In this post, my intention is to provide some guidelines about how to effectively manage and schedule patching in your organization.
(Editor’s note: PatchZone welcomes Augusto Alvarez. Augusto is no stranger to blogging - he has served as a thwack ambassador and has his own blog. He is now celebrating the publication of his second book, "Microsoft Application Virtualization Advanced Guide.")
Having a detailed and effective systems’ patching strategy is something that several organizations don’t pay much attention. Why is that? Most people think that it’s too expensive to have a plan and an entire platform for something as simple as clicking in “Install updates” in Windows Update. However, most people realize that they should have a plan when something goes wrong: getting a blue screen when rebooting a server; services not starting; applications unexpected downtime; or even worse, a security breach with an out-of-date system.

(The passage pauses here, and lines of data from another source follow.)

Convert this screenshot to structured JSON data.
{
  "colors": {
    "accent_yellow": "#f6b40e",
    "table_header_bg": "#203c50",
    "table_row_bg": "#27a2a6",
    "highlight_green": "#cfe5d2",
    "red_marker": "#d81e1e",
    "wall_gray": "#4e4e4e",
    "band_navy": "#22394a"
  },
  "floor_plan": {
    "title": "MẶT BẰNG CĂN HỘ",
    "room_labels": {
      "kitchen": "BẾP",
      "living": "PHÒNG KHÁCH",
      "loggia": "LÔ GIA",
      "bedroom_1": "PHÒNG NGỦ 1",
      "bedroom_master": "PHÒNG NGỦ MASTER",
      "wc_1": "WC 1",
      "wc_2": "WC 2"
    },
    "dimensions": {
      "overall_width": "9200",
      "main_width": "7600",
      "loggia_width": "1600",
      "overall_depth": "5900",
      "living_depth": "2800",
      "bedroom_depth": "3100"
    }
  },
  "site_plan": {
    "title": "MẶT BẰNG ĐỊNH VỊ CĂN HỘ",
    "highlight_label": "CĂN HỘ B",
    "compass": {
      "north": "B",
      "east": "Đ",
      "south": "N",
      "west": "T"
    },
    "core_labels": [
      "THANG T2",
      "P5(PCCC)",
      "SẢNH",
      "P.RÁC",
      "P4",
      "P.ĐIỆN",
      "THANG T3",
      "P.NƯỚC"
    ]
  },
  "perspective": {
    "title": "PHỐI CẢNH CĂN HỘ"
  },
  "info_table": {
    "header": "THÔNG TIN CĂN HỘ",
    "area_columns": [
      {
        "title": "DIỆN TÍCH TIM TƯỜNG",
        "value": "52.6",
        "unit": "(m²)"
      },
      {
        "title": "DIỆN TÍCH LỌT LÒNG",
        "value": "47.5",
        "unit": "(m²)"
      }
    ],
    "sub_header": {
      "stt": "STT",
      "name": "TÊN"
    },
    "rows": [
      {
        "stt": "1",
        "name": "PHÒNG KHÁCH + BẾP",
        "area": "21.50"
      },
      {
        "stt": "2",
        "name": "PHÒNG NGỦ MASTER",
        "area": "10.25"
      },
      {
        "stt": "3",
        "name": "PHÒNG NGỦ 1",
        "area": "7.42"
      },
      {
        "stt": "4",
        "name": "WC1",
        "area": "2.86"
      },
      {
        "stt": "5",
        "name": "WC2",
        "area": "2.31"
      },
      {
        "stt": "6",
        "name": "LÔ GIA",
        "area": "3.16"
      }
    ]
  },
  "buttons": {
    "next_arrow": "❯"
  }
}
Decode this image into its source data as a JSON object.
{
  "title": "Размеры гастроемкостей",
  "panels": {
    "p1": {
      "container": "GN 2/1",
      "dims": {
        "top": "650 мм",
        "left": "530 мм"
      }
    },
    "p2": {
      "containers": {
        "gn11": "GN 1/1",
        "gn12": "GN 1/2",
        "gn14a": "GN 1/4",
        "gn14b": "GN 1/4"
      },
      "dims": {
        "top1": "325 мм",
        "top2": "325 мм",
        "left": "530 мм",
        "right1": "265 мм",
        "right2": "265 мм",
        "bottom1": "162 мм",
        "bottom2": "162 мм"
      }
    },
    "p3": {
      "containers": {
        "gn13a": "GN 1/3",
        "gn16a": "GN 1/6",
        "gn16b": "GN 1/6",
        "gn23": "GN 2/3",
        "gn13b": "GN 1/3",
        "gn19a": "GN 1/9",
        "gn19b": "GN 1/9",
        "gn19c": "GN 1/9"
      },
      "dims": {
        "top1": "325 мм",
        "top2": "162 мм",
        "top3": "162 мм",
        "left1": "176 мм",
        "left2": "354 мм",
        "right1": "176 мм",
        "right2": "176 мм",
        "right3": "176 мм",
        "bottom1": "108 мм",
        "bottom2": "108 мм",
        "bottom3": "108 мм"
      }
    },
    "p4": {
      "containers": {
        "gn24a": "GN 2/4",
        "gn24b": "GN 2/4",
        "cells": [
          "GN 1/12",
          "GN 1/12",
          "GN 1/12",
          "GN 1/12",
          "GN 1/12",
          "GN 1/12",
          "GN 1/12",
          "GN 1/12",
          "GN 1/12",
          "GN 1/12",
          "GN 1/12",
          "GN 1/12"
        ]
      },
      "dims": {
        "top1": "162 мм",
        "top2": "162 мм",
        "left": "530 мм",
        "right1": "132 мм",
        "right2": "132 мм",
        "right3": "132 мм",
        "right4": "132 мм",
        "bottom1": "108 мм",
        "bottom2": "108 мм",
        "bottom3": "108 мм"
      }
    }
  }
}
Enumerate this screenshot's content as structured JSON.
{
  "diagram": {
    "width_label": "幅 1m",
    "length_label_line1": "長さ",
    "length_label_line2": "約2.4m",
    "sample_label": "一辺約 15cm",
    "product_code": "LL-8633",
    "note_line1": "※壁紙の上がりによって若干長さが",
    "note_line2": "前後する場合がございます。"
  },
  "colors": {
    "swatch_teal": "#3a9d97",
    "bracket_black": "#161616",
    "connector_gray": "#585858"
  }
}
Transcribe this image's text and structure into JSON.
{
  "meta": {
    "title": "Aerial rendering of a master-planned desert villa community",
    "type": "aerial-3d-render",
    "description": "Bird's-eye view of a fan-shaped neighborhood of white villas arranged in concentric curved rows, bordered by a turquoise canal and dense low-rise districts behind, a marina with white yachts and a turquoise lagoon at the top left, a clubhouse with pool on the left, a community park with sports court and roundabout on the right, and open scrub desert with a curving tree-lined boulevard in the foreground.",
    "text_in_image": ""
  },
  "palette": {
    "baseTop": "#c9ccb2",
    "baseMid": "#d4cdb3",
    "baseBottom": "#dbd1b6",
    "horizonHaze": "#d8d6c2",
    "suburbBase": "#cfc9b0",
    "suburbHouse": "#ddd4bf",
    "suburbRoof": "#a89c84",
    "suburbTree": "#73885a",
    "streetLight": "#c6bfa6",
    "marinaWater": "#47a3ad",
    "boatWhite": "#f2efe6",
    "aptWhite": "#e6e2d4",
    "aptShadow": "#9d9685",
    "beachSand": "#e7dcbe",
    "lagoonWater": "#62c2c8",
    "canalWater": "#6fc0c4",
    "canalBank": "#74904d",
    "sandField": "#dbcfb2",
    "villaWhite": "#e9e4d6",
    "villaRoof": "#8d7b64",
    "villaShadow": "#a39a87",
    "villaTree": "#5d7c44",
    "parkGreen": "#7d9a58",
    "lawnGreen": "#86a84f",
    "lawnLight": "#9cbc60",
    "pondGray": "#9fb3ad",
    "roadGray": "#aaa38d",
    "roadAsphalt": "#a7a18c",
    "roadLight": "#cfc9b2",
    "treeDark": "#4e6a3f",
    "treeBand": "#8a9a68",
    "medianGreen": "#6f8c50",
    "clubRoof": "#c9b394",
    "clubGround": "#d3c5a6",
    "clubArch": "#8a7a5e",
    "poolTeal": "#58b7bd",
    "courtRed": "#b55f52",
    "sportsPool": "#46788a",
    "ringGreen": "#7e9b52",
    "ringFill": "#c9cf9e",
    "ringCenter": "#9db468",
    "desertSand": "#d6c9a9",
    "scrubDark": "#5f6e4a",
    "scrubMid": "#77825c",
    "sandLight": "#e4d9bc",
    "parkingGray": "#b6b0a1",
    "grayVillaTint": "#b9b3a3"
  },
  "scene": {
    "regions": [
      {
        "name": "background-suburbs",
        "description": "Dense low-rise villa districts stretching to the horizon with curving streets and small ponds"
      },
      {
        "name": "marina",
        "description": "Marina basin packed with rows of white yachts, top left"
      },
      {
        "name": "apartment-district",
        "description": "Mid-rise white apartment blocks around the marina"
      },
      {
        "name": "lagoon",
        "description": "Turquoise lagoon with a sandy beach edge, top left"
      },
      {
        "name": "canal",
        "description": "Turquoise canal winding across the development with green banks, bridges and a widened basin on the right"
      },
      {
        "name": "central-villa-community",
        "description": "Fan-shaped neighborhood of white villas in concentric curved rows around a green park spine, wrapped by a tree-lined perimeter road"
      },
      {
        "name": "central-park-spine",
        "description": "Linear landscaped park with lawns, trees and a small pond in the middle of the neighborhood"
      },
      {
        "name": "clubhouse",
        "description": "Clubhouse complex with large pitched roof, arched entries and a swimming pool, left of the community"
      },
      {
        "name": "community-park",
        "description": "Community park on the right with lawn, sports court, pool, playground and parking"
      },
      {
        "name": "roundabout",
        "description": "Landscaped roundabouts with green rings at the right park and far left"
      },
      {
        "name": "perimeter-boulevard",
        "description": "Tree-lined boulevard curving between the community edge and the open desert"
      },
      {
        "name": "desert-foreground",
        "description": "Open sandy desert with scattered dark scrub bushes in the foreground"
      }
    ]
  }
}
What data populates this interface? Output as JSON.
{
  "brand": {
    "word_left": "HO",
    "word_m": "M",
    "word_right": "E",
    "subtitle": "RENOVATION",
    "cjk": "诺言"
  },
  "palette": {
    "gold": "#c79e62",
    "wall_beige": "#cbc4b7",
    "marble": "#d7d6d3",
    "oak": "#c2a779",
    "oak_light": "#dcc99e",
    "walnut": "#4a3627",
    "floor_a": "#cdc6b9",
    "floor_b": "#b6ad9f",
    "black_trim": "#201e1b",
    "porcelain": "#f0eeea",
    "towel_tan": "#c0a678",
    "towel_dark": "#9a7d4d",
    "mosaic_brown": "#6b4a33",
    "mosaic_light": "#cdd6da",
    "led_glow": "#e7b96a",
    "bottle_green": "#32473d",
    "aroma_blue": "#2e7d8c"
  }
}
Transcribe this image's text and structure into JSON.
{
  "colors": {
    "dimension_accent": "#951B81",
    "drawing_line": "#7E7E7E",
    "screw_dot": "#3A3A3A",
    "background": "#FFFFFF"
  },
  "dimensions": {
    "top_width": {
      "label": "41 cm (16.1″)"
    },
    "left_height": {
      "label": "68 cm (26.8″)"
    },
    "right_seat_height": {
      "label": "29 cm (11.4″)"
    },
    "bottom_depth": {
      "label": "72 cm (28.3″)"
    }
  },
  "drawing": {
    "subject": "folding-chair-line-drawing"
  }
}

What do I Need to Know about Microsoft Schedules?
Microsoft has an unofficial strategy about when they release the updates. The second Tuesday of each month they release security patches; the critical updates are the exception, because those are released as soon as the patch is ready. Tuesday is the selected day, because the following approach:
• Tuesday: Updates are released (around 17:00 – 18:00)
• Wednesday: Apply updates in test environment.
• Thursday: Run use cases in test environment with new updates installed.
• Friday: Install updates in production.
• Saturday: Reboot your production servers.
Do I Really Need to Have a Test Environment?
The short answer: yes, you do need a test environment. But, let’s elaborate this for those that always try to avoid this matter. If you cannot afford the replication of your full production environment (servers and workstations), you can still use some reference machines currently in production but only those with low or no impact if something goes wrong.
For example, to test workstations you can use the IT department’s reference machines to test new updates or any other “friendly” user’s machine that won’t mind having to troubleshoot if some update does something unexpected. For mission critical services running on servers, most organizations should have a high availability scenario (for example: SQL Server cluster), and you can start patching using the “stand-by” node.
And of course we always have the virtualization alternative. Having one server (or even computer) with some resources available we can virtualize at least our main services and turn on those VMs when we need to test a new update; we can even use VMware Converter o System Center Virtual Machine Manager to convert Physical to Virtual Machines and place these machines in an isolated environment.
What do I Need to Know about my Environment?
Understand your environment, applications and services that need to be patched. There’s no need to have a good plan, and a schedule and test environment if you don’t know the right use cases of each platform you are updating.
If there’s a homemade application, request a developer to script or give you a simple test to run in order to validate the application is working properly. The same applies for other platforms, like a database server, messaging server like Exchange, SharePoint or any other; you must have a few tests to run when you update your platform, if those are automated, even better.
Should I Change my Backup Plan if I have a Good Test Environment?
If you are thinking to have a more relaxed backup plan, the answer is no. There are some obvious reasons why - hardware failures and user errors can still occur in production; but even if we don’t consider those, having a test environment is no “silver bullet”. There will be scenarios where the behavior in testing can be slightly different than in production, and that “slight difference” can make a huge impact if we don’t have a way to recover it.
Even more, review your backup plan and ensure proper testing for those backups is being executed periodically.
Do I Need to Review my Current Service Level Agreement (SLA)?
Yes, of course. This is an important matter since, if we have a defined SLA, we will know the downtime windows we can have in our environment, therefore we will understand the schedule for applying updates we need in our organization.
And we can also find in the SLA, the priority for some services that will give us the input whether to implement a test environment for that service. For example, a SLA that requires high availability for the messaging platform will need to have replicated servers to properly test new updates.
Do I Really Need to Document the Patch Management Processes?
Please do. This is not just any other boring process for IT. For example, properly documented steps for testing will give us a way to guarantee repeatable and predictable steps in production.
As I always say, “there’s no golden rule” in the IT world but you can find general guidance and best practices. The best solution suited for your organization won’t apply in the next company; we must always assess and understand our environment, taking into account several key factors like: budget and costs; internal policies; legal compliances; defined SLAs and so on.